There are browser extensions for getting http headers from a page and the browser can often show this sort of information about a page as well, but I find it easy to use Lynx; I have a lot of control over setting things like the user-agent string, and can run it from the command line on remote hosts as well as locally.
Setting the user-agent string with Lynx
It’s easy to set the user-agent string with Lynx; simply set the -useragent flag to the browser string you want it to be, for example:
lynx -useragent="Mozilla/5.0 (Macintosh; Intel Mac OS X 10_8_0) AppleWebKit/537.1 (KHTML, like Gecko) Chrome/21.0.1180.79 Safari/537.1" -head -dump http://www.example.com/
Note that if you don’t include the word Lynx or L_y_n_x then lynx will bitch about it like this:
Warning: User-Agent string does not contain "Lynx" or "L_y_n_x"!

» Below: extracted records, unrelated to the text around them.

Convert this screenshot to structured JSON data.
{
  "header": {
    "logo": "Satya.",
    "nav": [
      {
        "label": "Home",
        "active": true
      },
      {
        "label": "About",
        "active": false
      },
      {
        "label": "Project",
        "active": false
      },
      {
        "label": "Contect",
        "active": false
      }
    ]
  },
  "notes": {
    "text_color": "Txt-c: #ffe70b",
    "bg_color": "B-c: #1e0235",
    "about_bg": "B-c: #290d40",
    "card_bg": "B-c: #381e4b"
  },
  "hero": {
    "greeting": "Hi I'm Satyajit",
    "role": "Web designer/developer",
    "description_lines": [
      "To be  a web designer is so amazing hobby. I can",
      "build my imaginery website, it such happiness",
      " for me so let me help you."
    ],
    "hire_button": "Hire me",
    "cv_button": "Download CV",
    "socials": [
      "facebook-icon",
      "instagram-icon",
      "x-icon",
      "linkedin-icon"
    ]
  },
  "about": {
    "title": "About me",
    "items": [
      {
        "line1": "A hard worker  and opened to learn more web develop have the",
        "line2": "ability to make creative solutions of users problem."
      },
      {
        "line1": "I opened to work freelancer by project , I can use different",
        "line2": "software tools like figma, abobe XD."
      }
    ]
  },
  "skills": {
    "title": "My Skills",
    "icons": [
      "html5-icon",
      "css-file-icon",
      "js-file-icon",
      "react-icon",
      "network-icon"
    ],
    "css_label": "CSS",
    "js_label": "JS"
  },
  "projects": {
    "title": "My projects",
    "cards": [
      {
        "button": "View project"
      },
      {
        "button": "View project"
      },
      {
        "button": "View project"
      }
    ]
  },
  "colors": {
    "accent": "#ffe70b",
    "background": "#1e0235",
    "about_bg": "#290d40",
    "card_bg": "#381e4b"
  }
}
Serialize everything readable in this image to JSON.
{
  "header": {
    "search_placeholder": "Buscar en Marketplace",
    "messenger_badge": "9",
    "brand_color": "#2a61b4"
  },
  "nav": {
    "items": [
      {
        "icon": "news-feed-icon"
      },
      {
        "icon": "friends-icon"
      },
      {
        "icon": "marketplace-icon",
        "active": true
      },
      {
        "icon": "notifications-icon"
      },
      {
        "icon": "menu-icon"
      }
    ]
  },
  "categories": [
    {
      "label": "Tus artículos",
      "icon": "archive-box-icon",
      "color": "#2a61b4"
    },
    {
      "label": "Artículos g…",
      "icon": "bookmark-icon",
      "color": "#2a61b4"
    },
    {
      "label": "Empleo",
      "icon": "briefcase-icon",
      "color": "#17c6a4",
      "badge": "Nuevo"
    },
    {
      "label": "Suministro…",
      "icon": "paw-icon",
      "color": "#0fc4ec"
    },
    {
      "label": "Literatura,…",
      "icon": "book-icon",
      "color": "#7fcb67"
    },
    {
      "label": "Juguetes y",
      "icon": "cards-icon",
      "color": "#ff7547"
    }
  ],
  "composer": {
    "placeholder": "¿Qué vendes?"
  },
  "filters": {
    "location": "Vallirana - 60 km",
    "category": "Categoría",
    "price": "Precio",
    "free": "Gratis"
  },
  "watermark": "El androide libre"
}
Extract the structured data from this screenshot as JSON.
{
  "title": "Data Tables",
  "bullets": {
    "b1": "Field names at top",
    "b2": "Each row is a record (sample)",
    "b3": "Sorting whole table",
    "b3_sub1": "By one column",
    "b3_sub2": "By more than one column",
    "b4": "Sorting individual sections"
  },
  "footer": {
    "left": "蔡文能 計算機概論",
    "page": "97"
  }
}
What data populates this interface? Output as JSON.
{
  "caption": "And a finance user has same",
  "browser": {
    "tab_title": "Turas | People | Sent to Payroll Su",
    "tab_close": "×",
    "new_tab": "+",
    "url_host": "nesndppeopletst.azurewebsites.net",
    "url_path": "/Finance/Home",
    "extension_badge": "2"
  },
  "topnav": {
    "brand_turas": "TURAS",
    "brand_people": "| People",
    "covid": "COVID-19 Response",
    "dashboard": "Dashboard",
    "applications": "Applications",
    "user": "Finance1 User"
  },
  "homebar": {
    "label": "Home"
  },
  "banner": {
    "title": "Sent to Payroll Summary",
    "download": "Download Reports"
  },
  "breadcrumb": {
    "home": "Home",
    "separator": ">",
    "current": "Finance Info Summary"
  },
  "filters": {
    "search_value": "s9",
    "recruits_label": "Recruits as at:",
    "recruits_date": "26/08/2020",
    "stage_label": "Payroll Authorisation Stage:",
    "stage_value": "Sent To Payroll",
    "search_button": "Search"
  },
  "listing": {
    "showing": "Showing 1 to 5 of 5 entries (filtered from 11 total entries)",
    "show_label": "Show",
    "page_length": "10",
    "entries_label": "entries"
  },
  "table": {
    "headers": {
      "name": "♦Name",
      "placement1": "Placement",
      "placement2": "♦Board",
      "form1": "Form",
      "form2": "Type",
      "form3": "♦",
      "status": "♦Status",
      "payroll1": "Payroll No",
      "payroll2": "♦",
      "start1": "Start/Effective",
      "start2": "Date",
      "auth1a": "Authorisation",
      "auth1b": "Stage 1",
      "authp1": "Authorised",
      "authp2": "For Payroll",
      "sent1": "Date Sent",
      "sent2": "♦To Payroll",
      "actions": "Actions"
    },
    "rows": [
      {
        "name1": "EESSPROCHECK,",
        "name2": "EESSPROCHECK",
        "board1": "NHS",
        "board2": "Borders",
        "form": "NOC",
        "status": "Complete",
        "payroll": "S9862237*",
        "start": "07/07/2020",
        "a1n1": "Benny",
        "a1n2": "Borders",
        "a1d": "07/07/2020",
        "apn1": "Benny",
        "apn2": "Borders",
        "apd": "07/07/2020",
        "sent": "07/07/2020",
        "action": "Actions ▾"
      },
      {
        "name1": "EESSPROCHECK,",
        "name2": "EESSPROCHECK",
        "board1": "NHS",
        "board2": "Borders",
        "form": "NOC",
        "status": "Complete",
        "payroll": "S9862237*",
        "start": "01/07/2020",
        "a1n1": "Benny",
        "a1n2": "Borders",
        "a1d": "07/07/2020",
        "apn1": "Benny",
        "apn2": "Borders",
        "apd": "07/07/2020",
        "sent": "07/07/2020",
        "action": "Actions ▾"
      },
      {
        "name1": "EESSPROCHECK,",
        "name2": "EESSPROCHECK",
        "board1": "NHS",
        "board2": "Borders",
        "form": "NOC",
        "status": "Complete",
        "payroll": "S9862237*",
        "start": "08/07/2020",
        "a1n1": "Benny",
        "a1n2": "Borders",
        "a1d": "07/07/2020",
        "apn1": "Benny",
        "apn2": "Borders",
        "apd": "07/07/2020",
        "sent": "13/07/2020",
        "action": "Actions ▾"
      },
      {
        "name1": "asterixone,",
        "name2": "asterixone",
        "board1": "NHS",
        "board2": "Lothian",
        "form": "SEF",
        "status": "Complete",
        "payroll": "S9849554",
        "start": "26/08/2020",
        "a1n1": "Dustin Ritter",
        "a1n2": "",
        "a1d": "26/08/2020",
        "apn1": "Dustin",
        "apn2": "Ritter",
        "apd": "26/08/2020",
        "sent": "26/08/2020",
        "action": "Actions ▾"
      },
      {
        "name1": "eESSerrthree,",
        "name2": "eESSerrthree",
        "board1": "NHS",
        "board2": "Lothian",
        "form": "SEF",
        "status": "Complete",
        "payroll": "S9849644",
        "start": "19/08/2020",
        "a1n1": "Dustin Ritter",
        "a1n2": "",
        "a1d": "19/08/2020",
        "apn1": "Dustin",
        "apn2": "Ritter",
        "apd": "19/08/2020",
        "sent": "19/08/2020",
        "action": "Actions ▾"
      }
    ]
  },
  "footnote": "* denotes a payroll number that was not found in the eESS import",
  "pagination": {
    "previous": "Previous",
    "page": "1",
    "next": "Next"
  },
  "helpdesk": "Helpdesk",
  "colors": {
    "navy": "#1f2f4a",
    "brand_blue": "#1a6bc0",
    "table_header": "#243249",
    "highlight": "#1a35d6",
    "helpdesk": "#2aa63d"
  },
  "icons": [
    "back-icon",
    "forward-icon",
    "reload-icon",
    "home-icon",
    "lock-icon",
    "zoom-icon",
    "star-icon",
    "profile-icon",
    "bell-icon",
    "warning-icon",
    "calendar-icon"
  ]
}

This doesn’t really matter but for what it’s worth here’s the explanation from the Lynx users guide about why it does this:
Some sites may regard misrepresenting the browser as fraudulent deception, or as gaining unauthorized access, if it is used to circumvent blocking that was intentionally put in place. Some browser manufacturers may find the transmission of their product’s name objectionable. If you change the User-Agent string, it is your responsibility. The Options Menu issues a reminder whenever the header is changed to one which does not include "Lynx" or "L_y_n_x".
You can either choose to ignore the message, or add "Lynx" as part of the user agent string if you want to suppress the message 🙂
Testing as Googlebot and Googlebot-Mobile
I’ve been setting up a mobile version of a website with an m dot domain, and there’s server-sided redirection for mobile devices from the www version to the m version.
I used Lynx to test the redirection was working as expected for Google’s bot by setting the user agent to Googlebot and Googlebot-Mobile to ensure it was working as expected, which was:
a) that regular Googlebot would not be redirected off the www version of the site
b) that Googlebot-Mobile would be redirected off to the m version of the site
I grepped the user agent strings that Google had recently been using to spider one of my sites from the Apache logs, and used the following for each.
lynx -useragent="Mozilla/5.0 (compatible; Googlebot/2.1; +http://www.google.com/bot.html)" -head -dump http://www.example.com/
lynx -useragent="Mozilla/5.0 (iPhone; U; CPU iPhone OS 4_1 like Mac OS X; en-us) AppleWebKit/532.9 (KHTML, like Gecko) Version/4.0.5 Mobile/8B117 Safari/6531.22.7 (compatible; Googlebot-Mobile/2.1; +http://www.google.com/bot.html)" -head -dump http://www.example.com/
So that’s how I tested how redirection would/would not affect Google’s bots using Lynx to get the http headers. I hope this is useful to you too.